Edição 51 - Dezembro/2024 | Tema

Literatura com som na caixa: trilhas sulinas brasileiras

Ilustração: Fernando Siniscalchi

Nesta oficina abordamos a prosa literária de Caio Fernando Abreu, Carol Bensimon, Natalia Borges Polesso e Sabina Anzuategui, autorxs nascidxs no sul do Brasil entre os anos 1940 e 1980 do século XX, tendo em vista a relação entre produção literária e trilha sonora. Nesse sentido, enfocamos procedimentos de criação literária que pressupõem um diálogo intrínseco entre leitura, escrita e atmosfera musical. Com essa perspectiva, trabalhamos obras selecionadas que partilham de um horizonte comum: a experimentação literária de vivências LGBTI+, cuja polissemia do registro de suas trilhas, sejam elas geográficas e simbólicas (ruas, desvios, rastros, pistas, passagens) ou musicais (MPB, pop, rock, jazz, blues, erudita), fornecem acesso a uma diversidade de formas de subjetivação, que põem em crise representações normativas e hegemônicas da sensibilidade estética e cultural brasileira.

As aulas foram realizadas segundo um tratamento expositivo, dialógico e prático, com o intuito de investigarmos efeitos estéticos – no âmbito da sensibilidade e da imaginação – provocados pelo uso da referência musical (ritmo, atmosfera, ambiência, clima, disposição, tonalidade afetiva) na produção literária. Tais efeitos estéticos tornaram-se propulsores de práticas de escrita propostas aos participantes a partir da interpelação das obras selecionadas: Morangos Mofados, de Caio Fernando Abreu; Escrevi pra você hoje, de Sabina Anzuategui; Controle, da Natalia Borges Polesso; Pó de Parede e Uma Estranha na cidade, de Carol Bensimon.

No que diz respeito às práticas de leitura, adotamos dois procedimentos: a leitura focalizada [Close Reading] e a leitura em voz alta. Enquanto a leitura focalizada favorece uma percepção mais acurada do efeito estético do texto, a leitura em voz alta contribui com a socialização dos trechos selecionados, fornecendo uma dimensão performativa da experiência de leitura. Ambos os procedimentos são complementares, constituindo um terreno fértil e motivador do diálogo entre os participantes, expandido seu repertório e o debate em torno dos textos.

Em relação às práticas de escrita, foram realizados exercícios com base na trilha sonora presente nas obras abordadas – com músicas de Ângela Ro Ro, Chopin, Beatles, Heróis da Resistência, Lula Côrtes & Zé Ramalho, Cindy Lauper, Joy Division, New Order, David Bowie, Miles Davis – resultando na produção de textos desenvolvidos a partir de um exercício de escrita intitulado Notas de Trilha.
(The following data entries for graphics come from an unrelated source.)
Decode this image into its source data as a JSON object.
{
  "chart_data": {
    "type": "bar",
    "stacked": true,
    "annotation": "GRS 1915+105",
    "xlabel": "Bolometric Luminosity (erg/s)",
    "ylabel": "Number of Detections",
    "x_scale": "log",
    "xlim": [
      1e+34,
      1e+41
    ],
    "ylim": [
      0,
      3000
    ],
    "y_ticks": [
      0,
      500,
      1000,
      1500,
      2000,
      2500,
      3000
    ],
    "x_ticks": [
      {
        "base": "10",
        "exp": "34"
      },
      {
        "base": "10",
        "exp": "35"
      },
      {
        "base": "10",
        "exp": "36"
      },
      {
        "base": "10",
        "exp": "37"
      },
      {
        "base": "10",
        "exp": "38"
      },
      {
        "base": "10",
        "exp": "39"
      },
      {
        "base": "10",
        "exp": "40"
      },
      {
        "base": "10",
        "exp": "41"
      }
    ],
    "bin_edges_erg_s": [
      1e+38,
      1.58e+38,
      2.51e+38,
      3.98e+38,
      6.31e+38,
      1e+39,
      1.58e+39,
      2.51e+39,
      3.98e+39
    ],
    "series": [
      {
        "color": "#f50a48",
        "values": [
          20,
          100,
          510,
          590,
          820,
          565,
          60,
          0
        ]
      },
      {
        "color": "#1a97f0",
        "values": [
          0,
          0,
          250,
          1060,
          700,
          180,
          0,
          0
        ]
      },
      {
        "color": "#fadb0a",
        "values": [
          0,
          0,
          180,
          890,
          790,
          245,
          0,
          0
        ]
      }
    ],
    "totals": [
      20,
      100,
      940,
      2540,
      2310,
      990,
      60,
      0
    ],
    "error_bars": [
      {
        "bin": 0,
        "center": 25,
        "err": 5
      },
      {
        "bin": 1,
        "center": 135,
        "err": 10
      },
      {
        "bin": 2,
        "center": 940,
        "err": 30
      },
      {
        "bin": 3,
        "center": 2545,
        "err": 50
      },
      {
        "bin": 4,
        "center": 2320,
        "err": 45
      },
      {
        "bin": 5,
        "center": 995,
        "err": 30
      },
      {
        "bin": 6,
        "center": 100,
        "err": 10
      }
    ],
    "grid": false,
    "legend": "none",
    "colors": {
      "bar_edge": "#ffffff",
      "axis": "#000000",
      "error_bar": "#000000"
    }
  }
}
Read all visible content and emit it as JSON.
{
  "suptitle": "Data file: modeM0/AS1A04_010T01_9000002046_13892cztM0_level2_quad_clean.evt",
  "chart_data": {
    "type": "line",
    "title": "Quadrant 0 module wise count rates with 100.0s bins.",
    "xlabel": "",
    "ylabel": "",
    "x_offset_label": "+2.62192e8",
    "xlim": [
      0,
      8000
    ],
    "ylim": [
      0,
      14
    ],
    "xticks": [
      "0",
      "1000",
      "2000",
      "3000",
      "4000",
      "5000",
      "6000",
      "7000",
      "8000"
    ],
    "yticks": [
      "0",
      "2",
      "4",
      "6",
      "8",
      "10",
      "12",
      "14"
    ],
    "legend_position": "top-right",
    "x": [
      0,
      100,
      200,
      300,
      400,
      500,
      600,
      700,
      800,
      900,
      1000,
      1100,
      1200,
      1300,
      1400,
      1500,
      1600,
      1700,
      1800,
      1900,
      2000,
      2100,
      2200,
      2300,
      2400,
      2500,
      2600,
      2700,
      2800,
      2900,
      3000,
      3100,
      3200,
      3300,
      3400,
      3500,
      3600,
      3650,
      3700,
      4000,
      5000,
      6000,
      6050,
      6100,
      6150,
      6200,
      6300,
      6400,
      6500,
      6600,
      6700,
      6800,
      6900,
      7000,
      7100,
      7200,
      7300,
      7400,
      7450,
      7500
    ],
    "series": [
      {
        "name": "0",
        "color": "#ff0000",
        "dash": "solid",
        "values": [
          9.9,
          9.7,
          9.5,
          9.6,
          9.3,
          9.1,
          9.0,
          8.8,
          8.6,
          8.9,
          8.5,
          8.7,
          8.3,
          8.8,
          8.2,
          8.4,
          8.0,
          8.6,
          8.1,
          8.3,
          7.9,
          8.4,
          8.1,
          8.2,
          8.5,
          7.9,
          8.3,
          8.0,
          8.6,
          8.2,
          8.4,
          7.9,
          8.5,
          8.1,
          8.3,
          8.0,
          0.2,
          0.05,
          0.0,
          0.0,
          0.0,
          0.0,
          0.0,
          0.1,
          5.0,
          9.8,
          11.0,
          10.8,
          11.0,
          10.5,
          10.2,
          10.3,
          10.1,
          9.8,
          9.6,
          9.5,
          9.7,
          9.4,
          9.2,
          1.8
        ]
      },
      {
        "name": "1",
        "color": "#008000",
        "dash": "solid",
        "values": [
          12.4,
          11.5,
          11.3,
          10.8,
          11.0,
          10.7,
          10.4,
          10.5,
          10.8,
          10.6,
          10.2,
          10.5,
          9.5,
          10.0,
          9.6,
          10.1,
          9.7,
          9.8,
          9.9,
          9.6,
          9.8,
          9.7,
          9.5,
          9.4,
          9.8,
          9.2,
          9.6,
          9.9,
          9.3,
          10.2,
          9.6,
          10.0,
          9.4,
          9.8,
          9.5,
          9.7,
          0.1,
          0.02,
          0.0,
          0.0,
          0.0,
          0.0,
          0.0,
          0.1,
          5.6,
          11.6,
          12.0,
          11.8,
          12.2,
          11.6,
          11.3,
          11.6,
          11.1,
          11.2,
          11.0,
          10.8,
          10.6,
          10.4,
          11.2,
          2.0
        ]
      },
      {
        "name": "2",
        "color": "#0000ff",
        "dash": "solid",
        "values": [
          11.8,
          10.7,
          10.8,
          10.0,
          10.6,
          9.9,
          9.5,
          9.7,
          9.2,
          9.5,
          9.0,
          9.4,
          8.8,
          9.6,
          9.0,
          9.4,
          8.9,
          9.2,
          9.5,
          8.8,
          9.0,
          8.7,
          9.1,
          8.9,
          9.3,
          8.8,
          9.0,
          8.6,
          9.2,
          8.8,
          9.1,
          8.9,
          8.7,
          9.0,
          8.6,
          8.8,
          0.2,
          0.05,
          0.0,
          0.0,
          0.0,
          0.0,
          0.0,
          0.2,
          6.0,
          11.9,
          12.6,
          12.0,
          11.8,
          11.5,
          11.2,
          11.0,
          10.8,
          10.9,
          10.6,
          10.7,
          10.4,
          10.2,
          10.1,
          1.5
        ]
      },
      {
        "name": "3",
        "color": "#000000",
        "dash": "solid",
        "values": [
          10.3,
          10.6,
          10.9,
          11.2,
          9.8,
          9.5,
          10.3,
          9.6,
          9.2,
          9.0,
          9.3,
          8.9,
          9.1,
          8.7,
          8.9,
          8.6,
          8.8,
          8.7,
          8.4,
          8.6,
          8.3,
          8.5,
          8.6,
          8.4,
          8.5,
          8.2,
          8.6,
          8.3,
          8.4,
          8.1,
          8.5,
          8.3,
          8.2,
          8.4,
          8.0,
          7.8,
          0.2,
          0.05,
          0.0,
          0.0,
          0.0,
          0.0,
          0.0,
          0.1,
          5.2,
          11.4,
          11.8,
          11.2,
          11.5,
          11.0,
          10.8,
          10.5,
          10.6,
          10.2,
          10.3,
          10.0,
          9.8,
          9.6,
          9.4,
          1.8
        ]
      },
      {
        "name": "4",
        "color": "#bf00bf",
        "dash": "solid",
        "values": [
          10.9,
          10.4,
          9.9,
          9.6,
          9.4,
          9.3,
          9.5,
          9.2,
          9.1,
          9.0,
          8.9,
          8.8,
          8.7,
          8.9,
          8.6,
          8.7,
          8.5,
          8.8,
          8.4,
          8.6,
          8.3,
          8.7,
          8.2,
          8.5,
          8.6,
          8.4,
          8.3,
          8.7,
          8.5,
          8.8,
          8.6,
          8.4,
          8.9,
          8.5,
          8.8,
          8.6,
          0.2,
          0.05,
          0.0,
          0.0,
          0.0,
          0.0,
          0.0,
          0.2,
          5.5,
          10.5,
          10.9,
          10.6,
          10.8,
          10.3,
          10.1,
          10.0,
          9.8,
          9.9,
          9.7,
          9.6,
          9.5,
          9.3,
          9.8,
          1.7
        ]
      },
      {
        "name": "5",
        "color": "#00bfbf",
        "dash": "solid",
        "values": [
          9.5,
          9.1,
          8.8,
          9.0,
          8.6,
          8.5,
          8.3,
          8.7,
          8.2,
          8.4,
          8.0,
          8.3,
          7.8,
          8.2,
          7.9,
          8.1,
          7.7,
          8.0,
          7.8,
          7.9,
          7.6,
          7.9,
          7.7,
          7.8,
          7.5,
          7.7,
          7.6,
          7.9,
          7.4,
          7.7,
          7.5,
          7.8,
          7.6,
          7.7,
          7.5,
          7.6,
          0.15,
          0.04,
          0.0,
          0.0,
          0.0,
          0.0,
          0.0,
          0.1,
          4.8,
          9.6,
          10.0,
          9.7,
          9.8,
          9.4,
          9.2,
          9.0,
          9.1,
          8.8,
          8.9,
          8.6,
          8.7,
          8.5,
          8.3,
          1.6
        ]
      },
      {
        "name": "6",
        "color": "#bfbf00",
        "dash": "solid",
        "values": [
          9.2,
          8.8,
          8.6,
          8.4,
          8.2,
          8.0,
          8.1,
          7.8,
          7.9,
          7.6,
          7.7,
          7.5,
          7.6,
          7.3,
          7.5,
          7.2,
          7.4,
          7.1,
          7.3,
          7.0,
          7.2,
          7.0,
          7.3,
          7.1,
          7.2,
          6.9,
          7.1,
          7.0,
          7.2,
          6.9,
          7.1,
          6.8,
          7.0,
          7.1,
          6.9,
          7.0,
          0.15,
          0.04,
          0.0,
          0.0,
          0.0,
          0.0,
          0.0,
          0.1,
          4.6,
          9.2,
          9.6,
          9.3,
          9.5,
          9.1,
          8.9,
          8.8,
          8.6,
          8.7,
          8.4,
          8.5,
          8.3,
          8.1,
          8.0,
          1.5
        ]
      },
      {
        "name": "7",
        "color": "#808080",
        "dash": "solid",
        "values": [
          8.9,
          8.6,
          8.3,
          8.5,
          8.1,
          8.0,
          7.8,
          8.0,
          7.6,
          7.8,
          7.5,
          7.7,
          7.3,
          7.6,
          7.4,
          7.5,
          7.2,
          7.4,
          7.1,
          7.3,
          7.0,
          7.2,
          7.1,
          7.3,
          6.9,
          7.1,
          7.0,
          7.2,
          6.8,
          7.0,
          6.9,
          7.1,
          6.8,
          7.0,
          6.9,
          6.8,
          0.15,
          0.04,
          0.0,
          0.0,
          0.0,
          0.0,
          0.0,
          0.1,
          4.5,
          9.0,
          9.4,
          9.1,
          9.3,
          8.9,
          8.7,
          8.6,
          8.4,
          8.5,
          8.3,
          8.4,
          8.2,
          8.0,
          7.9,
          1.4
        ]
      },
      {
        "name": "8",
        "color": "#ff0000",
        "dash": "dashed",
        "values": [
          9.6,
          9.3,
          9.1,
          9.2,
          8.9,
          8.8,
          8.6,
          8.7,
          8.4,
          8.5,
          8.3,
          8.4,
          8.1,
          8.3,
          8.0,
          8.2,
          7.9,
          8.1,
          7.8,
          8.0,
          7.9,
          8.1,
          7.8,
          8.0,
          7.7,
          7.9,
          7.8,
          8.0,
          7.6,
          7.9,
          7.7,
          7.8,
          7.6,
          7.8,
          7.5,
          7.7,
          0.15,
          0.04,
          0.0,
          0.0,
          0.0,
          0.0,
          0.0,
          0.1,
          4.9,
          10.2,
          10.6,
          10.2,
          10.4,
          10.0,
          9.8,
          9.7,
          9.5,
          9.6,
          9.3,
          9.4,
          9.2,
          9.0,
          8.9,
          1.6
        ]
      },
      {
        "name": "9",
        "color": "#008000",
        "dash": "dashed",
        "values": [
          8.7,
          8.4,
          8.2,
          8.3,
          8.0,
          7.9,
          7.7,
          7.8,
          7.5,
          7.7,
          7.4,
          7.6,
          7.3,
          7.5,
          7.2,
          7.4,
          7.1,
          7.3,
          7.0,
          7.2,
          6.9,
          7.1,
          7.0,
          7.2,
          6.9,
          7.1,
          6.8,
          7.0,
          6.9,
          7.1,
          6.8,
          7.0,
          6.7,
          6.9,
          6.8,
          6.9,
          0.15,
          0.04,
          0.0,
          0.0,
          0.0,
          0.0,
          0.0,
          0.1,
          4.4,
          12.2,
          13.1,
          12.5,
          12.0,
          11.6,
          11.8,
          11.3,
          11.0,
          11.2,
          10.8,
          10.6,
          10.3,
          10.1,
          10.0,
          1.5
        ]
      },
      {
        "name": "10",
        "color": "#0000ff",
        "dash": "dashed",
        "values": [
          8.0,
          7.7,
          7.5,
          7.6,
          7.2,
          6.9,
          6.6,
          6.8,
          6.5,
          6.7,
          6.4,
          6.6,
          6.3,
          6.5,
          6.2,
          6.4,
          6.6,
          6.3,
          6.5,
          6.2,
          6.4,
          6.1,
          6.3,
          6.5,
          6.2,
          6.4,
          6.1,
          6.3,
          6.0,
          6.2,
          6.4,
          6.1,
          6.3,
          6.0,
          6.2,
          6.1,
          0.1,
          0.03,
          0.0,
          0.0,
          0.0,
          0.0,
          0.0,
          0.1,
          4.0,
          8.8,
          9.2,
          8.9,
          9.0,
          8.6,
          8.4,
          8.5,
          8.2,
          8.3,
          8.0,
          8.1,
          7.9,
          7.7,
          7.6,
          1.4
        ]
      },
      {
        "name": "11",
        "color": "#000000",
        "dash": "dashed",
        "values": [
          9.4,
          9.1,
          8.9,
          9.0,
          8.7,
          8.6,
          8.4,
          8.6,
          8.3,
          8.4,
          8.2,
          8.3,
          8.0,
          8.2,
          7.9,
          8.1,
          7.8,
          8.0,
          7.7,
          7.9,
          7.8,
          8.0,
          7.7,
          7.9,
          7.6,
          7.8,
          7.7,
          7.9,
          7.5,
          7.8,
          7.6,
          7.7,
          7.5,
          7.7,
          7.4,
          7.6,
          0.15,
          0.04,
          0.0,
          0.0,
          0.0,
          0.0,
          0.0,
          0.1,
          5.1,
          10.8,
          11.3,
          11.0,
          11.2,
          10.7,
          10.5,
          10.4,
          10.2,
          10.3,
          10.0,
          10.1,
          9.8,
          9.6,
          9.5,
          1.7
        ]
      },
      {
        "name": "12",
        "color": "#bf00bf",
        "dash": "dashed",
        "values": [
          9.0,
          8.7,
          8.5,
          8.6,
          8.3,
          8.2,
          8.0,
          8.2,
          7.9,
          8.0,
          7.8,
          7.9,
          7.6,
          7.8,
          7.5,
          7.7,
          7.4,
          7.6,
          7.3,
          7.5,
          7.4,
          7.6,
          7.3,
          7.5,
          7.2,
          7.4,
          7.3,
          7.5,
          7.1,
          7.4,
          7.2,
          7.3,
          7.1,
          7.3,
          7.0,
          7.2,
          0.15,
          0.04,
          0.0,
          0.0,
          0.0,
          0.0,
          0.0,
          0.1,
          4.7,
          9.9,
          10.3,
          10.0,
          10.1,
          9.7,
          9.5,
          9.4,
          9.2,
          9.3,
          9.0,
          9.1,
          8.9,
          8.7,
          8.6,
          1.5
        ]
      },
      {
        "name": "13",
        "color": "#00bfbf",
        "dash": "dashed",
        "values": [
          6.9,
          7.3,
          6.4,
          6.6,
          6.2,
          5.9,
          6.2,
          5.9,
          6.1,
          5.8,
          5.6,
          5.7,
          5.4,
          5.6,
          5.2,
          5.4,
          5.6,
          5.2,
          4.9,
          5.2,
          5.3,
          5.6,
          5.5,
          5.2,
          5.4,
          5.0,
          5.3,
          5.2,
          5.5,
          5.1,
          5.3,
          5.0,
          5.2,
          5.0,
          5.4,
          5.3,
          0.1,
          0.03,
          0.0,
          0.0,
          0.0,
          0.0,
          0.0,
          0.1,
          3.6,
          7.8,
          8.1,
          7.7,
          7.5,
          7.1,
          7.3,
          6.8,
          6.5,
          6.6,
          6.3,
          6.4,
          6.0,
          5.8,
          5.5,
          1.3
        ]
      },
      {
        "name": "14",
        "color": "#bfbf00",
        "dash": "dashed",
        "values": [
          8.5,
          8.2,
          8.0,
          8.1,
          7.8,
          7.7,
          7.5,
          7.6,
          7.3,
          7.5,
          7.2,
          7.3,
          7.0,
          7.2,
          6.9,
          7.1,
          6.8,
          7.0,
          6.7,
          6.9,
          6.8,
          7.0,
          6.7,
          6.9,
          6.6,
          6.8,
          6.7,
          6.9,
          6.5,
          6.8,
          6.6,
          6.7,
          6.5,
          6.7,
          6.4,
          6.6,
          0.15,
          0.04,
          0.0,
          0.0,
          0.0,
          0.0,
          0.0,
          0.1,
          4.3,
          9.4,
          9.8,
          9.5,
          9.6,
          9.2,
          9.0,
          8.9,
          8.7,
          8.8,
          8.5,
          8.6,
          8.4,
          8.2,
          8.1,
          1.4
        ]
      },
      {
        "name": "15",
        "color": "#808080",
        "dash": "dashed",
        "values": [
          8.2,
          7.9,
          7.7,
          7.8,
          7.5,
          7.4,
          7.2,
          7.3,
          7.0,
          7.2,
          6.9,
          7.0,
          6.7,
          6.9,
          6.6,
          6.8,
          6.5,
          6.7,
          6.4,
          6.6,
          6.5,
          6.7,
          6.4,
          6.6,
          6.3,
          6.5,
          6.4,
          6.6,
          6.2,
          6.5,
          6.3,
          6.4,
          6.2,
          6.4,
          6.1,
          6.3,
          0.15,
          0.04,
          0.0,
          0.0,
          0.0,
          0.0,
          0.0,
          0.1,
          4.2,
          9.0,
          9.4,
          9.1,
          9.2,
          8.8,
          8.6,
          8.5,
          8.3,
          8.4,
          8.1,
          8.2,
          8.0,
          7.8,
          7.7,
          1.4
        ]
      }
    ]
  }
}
Esse exercício foi estruturado em quatro etapas, contando com proposições relativas a aspectos temáticos e formais de cada obra trabalhada. A noção polissêmica da palavra trilha em sua dimensão geográfica e musical estabeleceu o formato do exercício, cujas quatro etapas foram, por sua vez, nomeadas em menção à polissemia da palavra movimento enquanto ação, deslocamento, gesto, fluxo etc., e, igualmente, enquanto termo específico ao léxico da composição musical: primeiro movimento (inspirado nas atmosferas de Caio Fernando Abreu); segundo movimento (inspirado nas tonalidades afetivas de Sabina Anzuategui); terceiro movimento (inspirado nas disposições de Natalia Borges Polesso); quarto movimento (inspirado nas ambiências de Carol Bensimon).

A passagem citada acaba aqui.